Why reliance on state MVRs alone may prove costly
The MVR is administered through a state agency, often called the Department of Motor Vehicles (DMV). The DMV receives and transcribes violation conviction information from the courts. This transcription process of recording convicted traffic and criminal traffic data is usually automated, but lag times, errors and/or omissions can occur, especially in states where manual processes are used. Louisiana is a notable example, where only 28% of violations that were submitted to the Louisiana Office of Motor Vehicles throughout 2016 were posted by year-end.
In addition, MVRs may not include a full history of a person’s driving record. Some states exclude zero or low point tickets, such as low speeding tickets. For example, a person could have multiple DUIs across differing states or counties that will never show, since is treated as a first offense in that particular county. According to TransUnion’s internal research, over half of the guilty DUI convictions found in court records were not on the Texas MVR.

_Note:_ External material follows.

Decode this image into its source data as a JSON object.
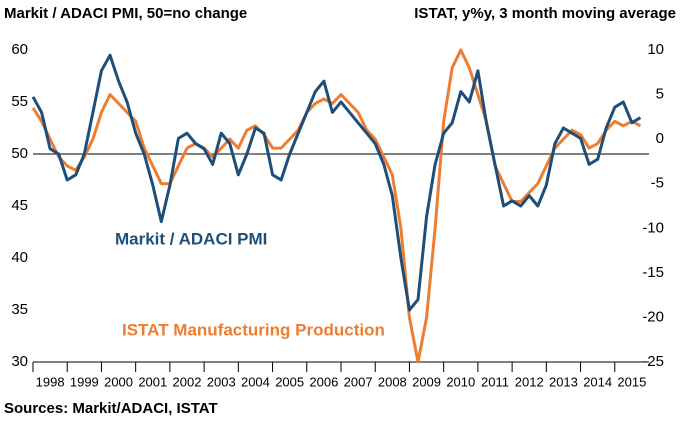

MVRs may also exclude convictions related to out-of-state violations — tickets a person receives while driving in a state other than where they live or maintain a driver’s license. In addition, prior state violations, those received and recorded under a prior driver’s license, may also be inconsistently transferred to the new driving record. Although most states participate in some type of violation sharing (e.g., interstate reciprocity rules, including the Driver’s License Compact), not all states participate consistently.
According to TransUnion production statistics, out-of-state or prior state tickets comprise a significant percentage of all violations, and when combined with inconsistent sharing between states may mean the insurance industry is not getting the full risk profile of any given driver.
During a two-month sampling of TransUnion production transactions, 32% of ratable violations returned were out-of-state. TransUnion’s database contains 6.1 million out-of-state tickets, and some of those are likely not recorded on the resident state MVR. Based on these counts, there may be a potential hidden surcharge of $1 billion from these out-of-state convictions where some interstate reciprocity restrictions exist.
Court records can help
Since MVRs are expensive and can be incomplete, many insurers are turning to a comprehensive solution that includes court records and MVRs. As the pre-cursor to information that flows to the DMV, a database of court records can overcome many of the sharing restrictions and exclusions that may exist with the DMV record.
Not all systems are equal but with advanced matching capabilities, and where court records are available, insurers can have access to advanced solutions that provide the ability to identify violations for drivers, despite changes to their name, address or driver’s license number.
Through a more comprehensive view of a driving record, insurers can improve pricing precision and risk selection, while consumers with truly ‘clean’ driving records can benefit in the form of lower insurance premiums.